Falar para o boneco
A iliteracia tecnológica e a exclusão digital são fontes de preocupação de muitos governantes. Na nossa sociedade, já pouco ou nada se faz sem recurso às tecnologias da informação e à Internet, pois, estas são ferramentas essenciais para o acesso ao conhecimento, para a maximização da produtividade e para a interação com sistemas e pessoas. Nesta matéria, como em tantas outras, devemos estar constantemente a aprender, o que contribuirá para o nosso desenvolvimento pessoal e profissional.
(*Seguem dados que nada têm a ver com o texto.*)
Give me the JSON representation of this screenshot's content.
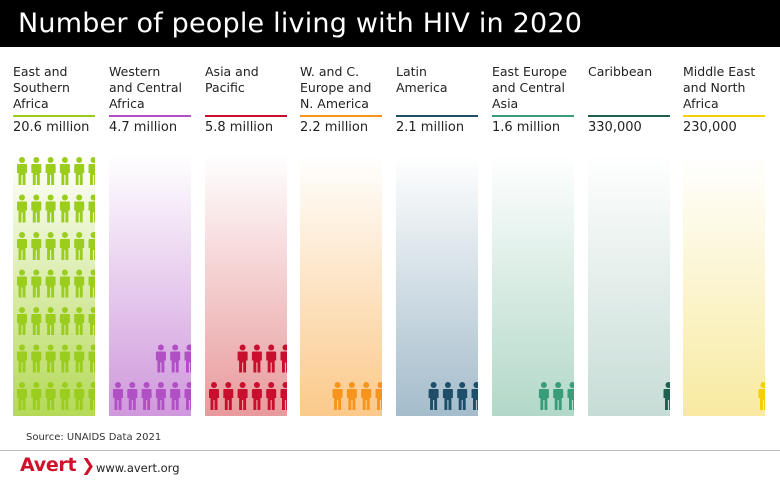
{
  "title": "Number of people living with HIV in 2020",
  "source": "Source: UNAIDS Data 2021",
  "footer": {
    "logo": "Avert",
    "logo_chevron": "❯",
    "website": "www.avert.org"
  },
  "chart_data": {
    "type": "pictogram",
    "title": "Number of people living with HIV in 2020",
    "categories": [
      "East and Southern Africa",
      "Western and Central Africa",
      "Asia and Pacific",
      "W. and C. Europe and N. America",
      "Latin America",
      "East Europe and Central Asia",
      "Caribbean",
      "Middle East and North Africa"
    ],
    "values": [
      20600000,
      4700000,
      5800000,
      2200000,
      2100000,
      1600000,
      330000,
      230000
    ],
    "value_labels": [
      "20.6 million",
      "4.7 million",
      "5.8 million",
      "2.2 million",
      "2.1 million",
      "1.6 million",
      "330,000",
      "230,000"
    ],
    "icon_counts": [
      42,
      9,
      10,
      4,
      4,
      3,
      1,
      1
    ],
    "colors": [
      "#9acd1e",
      "#b14fc5",
      "#c8102e",
      "#f7941d",
      "#1f4e6b",
      "#3a9d7a",
      "#1e5f4f",
      "#f5d000"
    ]
  },
  "regions": [
    {
      "label_lines": [
        "East and",
        "Southern",
        "Africa"
      ],
      "value": "20.6 million",
      "color": "#9acd1e",
      "tint": "#b5d957",
      "icons": 42
    },
    {
      "label_lines": [
        "Western",
        "and Central",
        "Africa"
      ],
      "value": "4.7 million",
      "color": "#b14fc5",
      "tint": "#cf98dc",
      "icons": 9
    },
    {
      "label_lines": [
        "Asia and",
        "Pacific"
      ],
      "value": "5.8 million",
      "color": "#c8102e",
      "tint": "#e89a9c",
      "icons": 10
    },
    {
      "label_lines": [
        "W. and C.",
        "Europe and",
        "N. America"
      ],
      "value": "2.2 million",
      "color": "#f7941d",
      "tint": "#fbc98a",
      "icons": 4
    },
    {
      "label_lines": [
        "Latin",
        "America"
      ],
      "value": "2.1 million",
      "color": "#1f4e6b",
      "tint": "#a4bccb",
      "icons": 4
    },
    {
      "label_lines": [
        "East Europe",
        "and Central",
        "Asia"
      ],
      "value": "1.6 million",
      "color": "#3a9d7a",
      "tint": "#b2d8c8",
      "icons": 3
    },
    {
      "label_lines": [
        "Caribbean"
      ],
      "value": "330,000",
      "color": "#1e5f4f",
      "tint": "#c7dcd6",
      "icons": 1
    },
    {
      "label_lines": [
        "Middle East",
        "and North",
        "Africa"
      ],
      "value": "230,000",
      "color": "#f5d000",
      "tint": "#f8eaa0",
      "icons": 1
    }
  ]
}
Também nas escolas se investe em formação nas tecnologias da informação e comunicação (TIC), já que, para além de serem um instrumento de futuro, são, hoje, uma ferramenta essencial. É certo que os jovens quase “nascem ensinados” nesta matéria, mas uma formação bem estruturada e bem pensada é fundamental para evitar muitos problemas. Por isso, na minha modesta opinião, para além de uma sólida formação tecnológica, as escolas deveriam também ensinar os alunos a perceberem quando é que as TIC são vantajosas e quando é que não são. Depois, é claro, caberia aos alunos ensinarem os pais, porque muitos ainda desconhecem este tema.
Afinal, quando é que as TIC não são vantajosas? Poderíamos falar deste tema durante muito tempo ou escrever grandes tratados, mas a resposta, curta e simples, é a seguinte: quando são um obstáculo a que pensemos pela nossa própria cabeça, a que exerçamos um raciocínio crítico ou a que interajamos com os que nos rodeiam.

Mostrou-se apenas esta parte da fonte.